"As far back as I can remember, I always wanted to be a gangster"
On lui devait l’une des répliques les plus célèbres de l’histoire du cinéma : « As far back as I can remember, I always wanted to be a gangster ». C’était dans Les Affranchis, bien sûr, en 1990, chef d’œuvre de Martin Scorsese dans lequel Ray Liotta, mort aujourd’hui à l’âge de 67 ans, tenait l’affiche aux côtés de Robert De Niro et Joe Pesci. Son plus grand titre de gloire, un film auquel on le ramenait sans cesse, sans d’ailleurs que ça le gêne outre mesure. Quand on l’avait rencontré il y a dix ans, à Cannes, il nous disait : « Ce film ne vieillit pas. Et on fait tous ce métier pour ça : jouer, ne serait-ce qu’une fois dans sa carrière, dans un film supérieur aux autres. Un film qui restera. »
Ray Liotta, né en 1954 à Newark, New Jersey, avait tapé dans l’œil de Martin Scorsese grâce à sa performance survoltée dans Dangereuse sous tous rapports (1988) de Jonathan Demme (son premier film, après pas mal de télé), où il était le petit ami teigneux et violent de Melanie Griffith. L’Amérique se familiarise avec lui grâce au carton de Jusqu’au bout du rêve (1989), avec Kevin Costner. Liotta est en cette fin des années 80 un acteur en pleine ascension, il rate le rendez-vous avec Tim Burton qui l’aurait bien imaginé en Batman, et choisit de jouer les durs pour Scorsese. Le film devient très vite mythique, l’un des plus copiés des années 90 et suivantes, mais pourtant Liotta ne bénéficiera que moyennement de ce culte, se retrouvant assez vite « typecasté », surtout choisi pour jouer des rôles de mafieux ou de flics ripoux. Une litanie qui dessine quand même un sacré CV, où les titres claquent comme des coups dans la gueule : Narc, Blow, Cogan, Copland, Revolver… « J’ai interprété des gars gentils aussi, dans des petits films très tendres comme Nicky et Gino ou Corrina, Corrina, précisait-il. Mais il semblerait que les spectateurs ne veuillent retenir que mes rôles violents. Je les comprends, en même temps, le cinéma est une catharsis, on adore tous la violence dans les films. Un type qui se fait casser la gueule, c’est intéressant à regarder. Le fonctionnement de la Mafia ? Intéressant à regarder. »
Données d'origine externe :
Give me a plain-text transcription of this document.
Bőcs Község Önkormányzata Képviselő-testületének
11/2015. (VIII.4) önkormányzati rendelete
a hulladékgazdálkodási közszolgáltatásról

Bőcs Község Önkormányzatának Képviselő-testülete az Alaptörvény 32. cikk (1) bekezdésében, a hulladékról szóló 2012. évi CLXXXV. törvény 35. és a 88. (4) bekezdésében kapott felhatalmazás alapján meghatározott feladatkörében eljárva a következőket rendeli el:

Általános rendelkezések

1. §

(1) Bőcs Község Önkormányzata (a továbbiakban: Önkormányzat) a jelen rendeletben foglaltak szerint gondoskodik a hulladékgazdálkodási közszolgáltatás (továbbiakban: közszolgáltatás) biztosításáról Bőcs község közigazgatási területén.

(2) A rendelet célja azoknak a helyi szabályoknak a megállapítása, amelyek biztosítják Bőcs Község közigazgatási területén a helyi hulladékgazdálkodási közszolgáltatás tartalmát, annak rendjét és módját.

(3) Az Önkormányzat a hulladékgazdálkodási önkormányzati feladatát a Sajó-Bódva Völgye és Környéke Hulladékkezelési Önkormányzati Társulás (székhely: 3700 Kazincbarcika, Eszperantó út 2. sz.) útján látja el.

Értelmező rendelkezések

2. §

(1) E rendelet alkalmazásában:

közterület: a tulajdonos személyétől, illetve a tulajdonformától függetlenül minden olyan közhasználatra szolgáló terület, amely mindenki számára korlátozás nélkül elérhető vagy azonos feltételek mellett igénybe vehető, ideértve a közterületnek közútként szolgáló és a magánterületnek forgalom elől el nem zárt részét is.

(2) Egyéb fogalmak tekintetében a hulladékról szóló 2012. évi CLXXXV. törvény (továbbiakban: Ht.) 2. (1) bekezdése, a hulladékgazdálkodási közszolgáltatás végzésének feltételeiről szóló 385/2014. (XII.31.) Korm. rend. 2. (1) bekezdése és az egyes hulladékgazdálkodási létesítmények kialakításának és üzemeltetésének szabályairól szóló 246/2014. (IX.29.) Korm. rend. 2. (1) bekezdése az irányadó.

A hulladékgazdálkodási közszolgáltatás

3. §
30 minutes dans les coulisses des Affranchis avec Martin Scorsese, Ray Liotta et Joe PesciAu fil du temps, alors qu’il enchaînait les tournages en vrai professionnel, passant sans sourciller du Hannibal de Ridley Scott (où il se faisait dévorer la cervelle par Hannibal Lecter) à Opération Muppets, ses traits s’étaient durcis, son regard semblait de plus en plus translucide, sa voix était devenue de plus en plus rocailleuse – une vraie signature. Il meurt, beaucoup trop jeune, alors qu’on venait de le voir dans plusieurs bons films d’affilée : Marriage Story de Noah Baumbach, No Sudden Move de Steven Soderbergh, et surtout The Many Saints of Newark de David Chase, film-prequel des Soprano où il jouait une espèce de spectre mafieux, amateur de jazz et croyant en la réincarnation, et dont on dira qu’il est une belle épitaphe à sa carrière, Les Soprano n’ayant sans doute jamais pu exister sans Les Affranchis. On se console comme on peut.